Racial composition as of the 2020 census
| Race | Number | Percent |
|---|---|---|
| White | 872 | 26.7% |
| Black or African American | 8 | 0.2% |
| American Indian and Alaska Native | 15 | 0.5% |
| Asian | 62 | 1.9% |
| Native Hawaiian and Other Pacific Islander | 0 | 0.0% |
| Some other race | 723 | 22.2% |
| Two or more races | 1,584 | 48.5% |
| Hispanic or Latino (of any race) | 3,119 | 95.6% |

===2010 census===
As of the census of 2010, 5,106 people, 1,285 households, and 1,033 families resided in the city. The population density was 1,620.1 PD/sqmi. There were 1,541 housing units at an average density of 599.1 /sqmi. The racial makeup of the city was 83.39% White, 0.10% African American, 0.14% Native American, 0.05% Asian, 0.02% Pacific Islander, 15.43% from other races, and 0.86% from two or more races. Hispanics or Latinos of any race were 94.12% of the population.

Of the 1,285 households, 49.3% had children under the age of 18 living with them, 62.6% were married couples living together, 14.4% had a female householder with no husband present, and 19.6% were not families. About 18.8% of all households were made up of individuals, and 10.5% had someone living alone who was 65 years of age or older. The average household size was 3.24 and the average family size was 3.73.

In the city, the age distribution of the population shows 37.2% under the age of 18, 8.7% from 18 to 24, 25.5% from 25 to 44, 17.4% from 45 to 64, and 11.1% who were 65 years of age or older. The median age was 28 years. For every 100 females, there were 89.9 males. For every 100 females age 18 and over, there were 84.8 males.

The median income for a household in the city was $18,031, and for a family was $19,601. Males had a median income of $20,469 versus $15,000 for females.
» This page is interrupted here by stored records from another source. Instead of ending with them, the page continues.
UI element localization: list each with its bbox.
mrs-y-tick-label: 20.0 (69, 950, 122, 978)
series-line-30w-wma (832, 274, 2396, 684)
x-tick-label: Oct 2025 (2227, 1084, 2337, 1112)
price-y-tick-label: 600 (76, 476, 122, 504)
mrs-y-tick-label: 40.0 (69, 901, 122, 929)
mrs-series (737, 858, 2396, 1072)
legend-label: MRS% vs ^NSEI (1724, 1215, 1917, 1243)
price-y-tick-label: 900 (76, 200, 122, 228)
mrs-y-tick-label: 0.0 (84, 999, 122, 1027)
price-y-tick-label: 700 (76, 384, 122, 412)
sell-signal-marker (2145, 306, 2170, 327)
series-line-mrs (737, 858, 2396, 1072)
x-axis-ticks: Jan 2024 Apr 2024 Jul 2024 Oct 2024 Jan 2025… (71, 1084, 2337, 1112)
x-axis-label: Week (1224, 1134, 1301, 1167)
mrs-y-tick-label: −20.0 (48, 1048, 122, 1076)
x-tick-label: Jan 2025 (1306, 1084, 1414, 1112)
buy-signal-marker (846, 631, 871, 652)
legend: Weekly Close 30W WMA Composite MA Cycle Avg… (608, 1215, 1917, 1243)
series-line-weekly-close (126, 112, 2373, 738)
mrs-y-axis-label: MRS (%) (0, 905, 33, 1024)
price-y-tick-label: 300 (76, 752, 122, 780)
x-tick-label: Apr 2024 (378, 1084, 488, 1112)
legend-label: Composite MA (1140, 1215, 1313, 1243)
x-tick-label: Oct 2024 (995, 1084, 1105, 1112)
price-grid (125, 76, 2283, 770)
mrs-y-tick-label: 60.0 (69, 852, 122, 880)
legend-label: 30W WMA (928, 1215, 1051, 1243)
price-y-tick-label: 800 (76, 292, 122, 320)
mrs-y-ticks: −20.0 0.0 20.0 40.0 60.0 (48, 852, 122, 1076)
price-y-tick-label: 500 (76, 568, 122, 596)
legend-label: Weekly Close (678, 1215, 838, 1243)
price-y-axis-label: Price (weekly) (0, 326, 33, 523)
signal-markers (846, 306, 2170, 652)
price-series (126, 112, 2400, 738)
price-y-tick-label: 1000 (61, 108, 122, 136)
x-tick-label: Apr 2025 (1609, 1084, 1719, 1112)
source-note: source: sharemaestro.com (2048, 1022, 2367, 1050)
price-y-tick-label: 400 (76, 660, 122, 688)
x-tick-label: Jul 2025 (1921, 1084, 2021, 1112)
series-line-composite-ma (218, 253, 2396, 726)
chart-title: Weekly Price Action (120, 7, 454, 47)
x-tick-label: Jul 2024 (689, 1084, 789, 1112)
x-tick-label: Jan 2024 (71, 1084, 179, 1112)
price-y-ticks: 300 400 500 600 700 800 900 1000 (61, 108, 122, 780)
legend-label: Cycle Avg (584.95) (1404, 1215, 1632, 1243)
The per capita income for the city was $7,098. About 40.4% of families and 43.0% of the population were below the poverty line, including 48.3% of those under age 18 and 64.5% of those age 65 or over.
==Consular missions==
The Consulate of Mexico in Presidio is in the city.

==Education==

The City of Presidio is served by the Presidio Independent School District, which includes Presidio Elementary School, Lucy Rede Franco Middle School, and Presidio High School. In 2011, Shella R. Condino, physics teacher at Presidio High School, was unanimously chosen by the National Aviation Hall of Fame's selection committee to receive the 2011 A. Scott Crossfield Aerospace Education Teacher of the Year Award. In 2016, Dr. Edgar B. Tibayan, principal of Lucy Rede Franco Middle School was adjudged as Texas Principal of the Year. He represented the state of Texas in the search for National Principal of the Year in 2016.

The Presidio Schools count approximately 1,300 students, Pre-K through 12th grade. Presidio students have competed nationally in rocketry, with a wide array of Science, Technology, Engineering and Math (STEM) classes and activities in which all students may participate. The district also offers numerous activities in the fine arts, including art, band, jazz ensemble, mariachi and an annual school musical.

All Presidio schools are fully accredited by the Texas Education Agency.

Presidio County is within the Odessa College District for community college.

== Transportation ==

=== Intercity bus ===
Presidio is the terminus of All Aboard America!'s twice daily service that links the city to Midland International Air and Space Port, with intermediate stops at Odessa, Crane, McCamey, Ft. Stockton, Alpine, and Marfa.

==Tourism==

Presidio is located three miles north of Fort Leaton State Historic Site. Plans are underway to open Chinati Mountains State Natural Area, 15 northwest of Presidio, along FM 170. Big Bend Ranch State Park is adjacent to Presidio. Connecting Presidio south to Lajitas is the Camino del Rio (River Road), a 50-mile scenic drive following the Rio Grande.